…In memoriam Padre Segundo Llorente, S.I. 

Visitando una tumba…

 

En un lugar perdido, en el Estado de Idaho…

 

En un cementerio pobre de nativos aborígenes…

 

“PORQUE LOS AMO TANTO QUE QUISO QUEDARSE CON ELLOS ”
(IN LIFE AND IN DEATH AMONG THOSE THEY LOVED)

 

Un grande…

SIERVO DE DIOS

– 40 AÑOS MISIONERO EN EL CIRCULO POLAR ARTICO (PARTIO DE ESPAÑA EN 1930 -A LOS 23 AÑOS-, VOLVIO UNA SOLA VEZ, EN 1961 CON EL UNICO FIN DE SUCITAR VOCACIONES)

– CONSIDERADO COFUNDADOR DEL ESTADO DE ALASKA

– PRIMER SACERDOTE EN SER ELEGIDO COMO REPRESENTANTE ANTE LA LEGISLATURA DE UN ESTADO (LO ELIGIERON POR UNANIMIDAD LOS ESQUIMALES SIN EL SABERLO. SIRVIO POR DOS PERIODOS Y SE RESISTIO A HACERLO POR UN TERCERO).

– ESCRIBIÓ 12 LIBROS CON LOS QUE SUCITO MILES DE VOCACIONES

– Y CIENTOS DE CARTAS CON LAS QUE ACERCO A MILES… A DIOS Y A LAS MISIONES DE LA IGLESIA

– CUMPLIEDNO SU DESEO FUE ENTERRADO EN EL CEMENTERIO DE DESMET, EN IDAHO DONDE SOLO NATIVOS PUEDEN SER ENTERRADOS

– EL PAPA FRANCISCO LO PUSO COMO MODELO PARA TODOS LOS RELIGIOSOS EN EL ENCUENTRO DE ENERO DE 2014 ANTE 120 SUPERIORES MAYORES DE ÓRDENES RELIGIOSAS

– PARTIÓ A LA CASA DEL PADRE EL 26 DE ENERO DE 1989. 10 DÍAS ANTES, EL 16 DE ENERO LES HABÍA ESCRITO A SUS FAMILIARES:

“MUERO CONTENTISIMO, DESDE AQUÍ AL CIELO ¿QUE MÁS SE PUEDE PEDIR?”

 SE ACABAN DE CUMPLIR 25 AÑOS DE SU MUERTE

¡Dios siga suscitando en su Iglesia muchos y santos misioneros!

________________

Compartimos también la homilía que su hermano, Amado Llorente, predicó en sus funerales.

Mi hermano Segundo, misionero de Alaska

 

Si yo quisiera dar con la fórmula que hizo posible una vida tan llena y muerte tan santa, creo que podríamos encontrarla en que el modo de ser de Segundo, su carácter, su personalidad, sintonizaban tan perfectamente con el ideal ignaciano, que el día que lo conoció dijo: «¡Esto es lo mío!» y lo vivió plenamente.

Los jesuitas, cuando queremos hablar de san Ignacio, decimos «el magis» ignaciano: magis, una palabra latina que quiere decir más. San Ignacio siempre buscaba lo más; no lo bueno, sino lo mejor, no la gloria de Dios, sino la mayor gloria de Dios; no «servir» a nuestro Señor, sino distinguirse en el servicio a nuestro Señor. Siempre lo más. Y Segundo nació para «lo más».

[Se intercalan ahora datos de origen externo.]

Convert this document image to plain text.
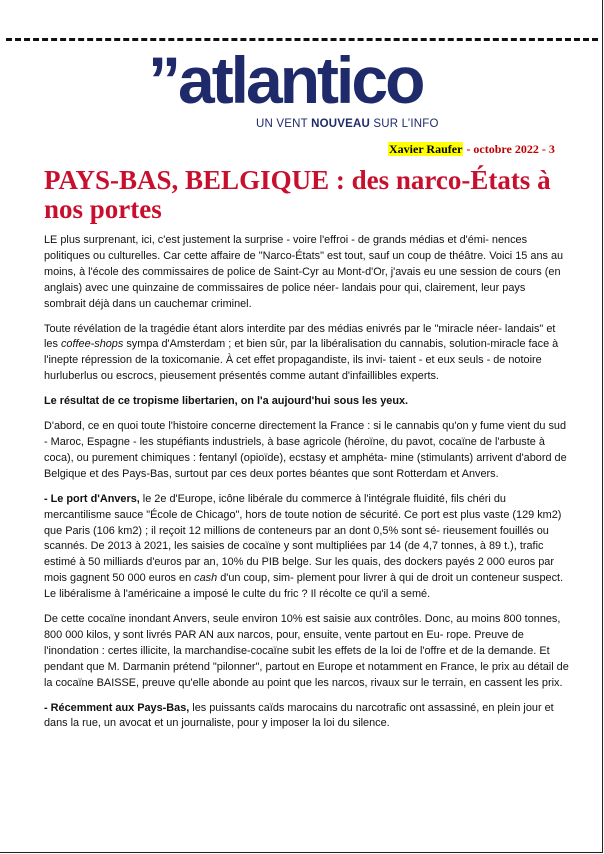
”atlantico
UN VENT NOUVEAU SUR L’INFO
Xavier Raufer - octobre 2022 - 3
PAYS-BAS, BELGIQUE : des narco-États à nos portes

LE plus surprenant, ici, c'est justement la surprise - voire l'effroi - de grands médias et d'émi- nences politiques ou culturelles. Car cette affaire de "Narco-États" est tout, sauf un coup de théâtre. Voici 15 ans au moins, à l'école des commissaires de police de Saint-Cyr au Mont-d'Or, j'avais eu une session de cours (en anglais) avec une quinzaine de commissaires de police néer- landais pour qui, clairement, leur pays sombrait déjà dans un cauchemar criminel.

Toute révélation de la tragédie étant alors interdite par des médias enivrés par le "miracle néer- landais" et les coffee-shops sympa d'Amsterdam ; et bien sûr, par la libéralisation du cannabis, solution-miracle face à l'inepte répression de la toxicomanie. À cet effet propagandiste, ils invi- taient - et eux seuls - de notoire hurluberlus ou escrocs, pieusement présentés comme autant d'infaillibles experts.

Le résultat de ce tropisme libertarien, on l'a aujourd'hui sous les yeux.

D'abord, ce en quoi toute l'histoire concerne directement la France : si le cannabis qu'on y fume vient du sud - Maroc, Espagne - les stupéfiants industriels, à base agricole (héroïne, du pavot, cocaïne de l'arbuste à coca), ou purement chimiques : fentanyl (opioïde), ecstasy et amphéta- mine (stimulants) arrivent d'abord de Belgique et des Pays-Bas, surtout par ces deux portes béantes que sont Rotterdam et Anvers.

- Le port d'Anvers, le 2e d'Europe, icône libérale du commerce à l'intégrale fluidité, fils chéri du mercantilisme sauce "École de Chicago", hors de toute notion de sécurité. Ce port est plus vaste (129 km2) que Paris (106 km2) ; il reçoit 12 millions de conteneurs par an dont 0,5% sont sé- rieusement fouillés ou scannés. De 2013 à 2021, les saisies de cocaïne y sont multipliées par 14 (de 4,7 tonnes, à 89 t.), trafic estimé à 50 milliards d'euros par an, 10% du PIB belge. Sur les quais, des dockers payés 2 000 euros par mois gagnent 50 000 euros en cash d'un coup, sim- plement pour livrer à qui de droit un conteneur suspect. Le libéralisme à l'américaine a imposé le culte du fric ? Il récolte ce qu'il a semé.

De cette cocaïne inondant Anvers, seule environ 10% est saisie aux contrôles. Donc, au moins 800 tonnes, 800 000 kilos, y sont livrés PAR AN aux narcos, pour, ensuite, vente partout en Eu- rope. Preuve de l'inondation : certes illicite, la marchandise-cocaïne subit les effets de la loi de l'offre et de la demande. Et pendant que M. Darmanin prétend "pilonner", partout en Europe et notamment en France, le prix au détail de la cocaïne BAISSE, preuve qu'elle abonde au point que les narcos, rivaux sur le terrain, en cassent les prix.

- Récemment aux Pays-Bas, les puissants caïds marocains du narcotrafic ont assassiné, en plein jour et dans la rue, un avocat et un journaliste, pour y imposer la loi du silence.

Cuando tuvo quince años le dijo a mi padre: «Yo quiero ir al seminario; quiero ser sacerdote». Casi seguro, porque el párroco del pueblo era el personaje más importante, y Segundo quería ser importante: «Para quedarme con todos los demás, y ser uno más del pueblo… Aquí, el que sobresale es el cura, el párroco… ¡Yo voy al seminario!».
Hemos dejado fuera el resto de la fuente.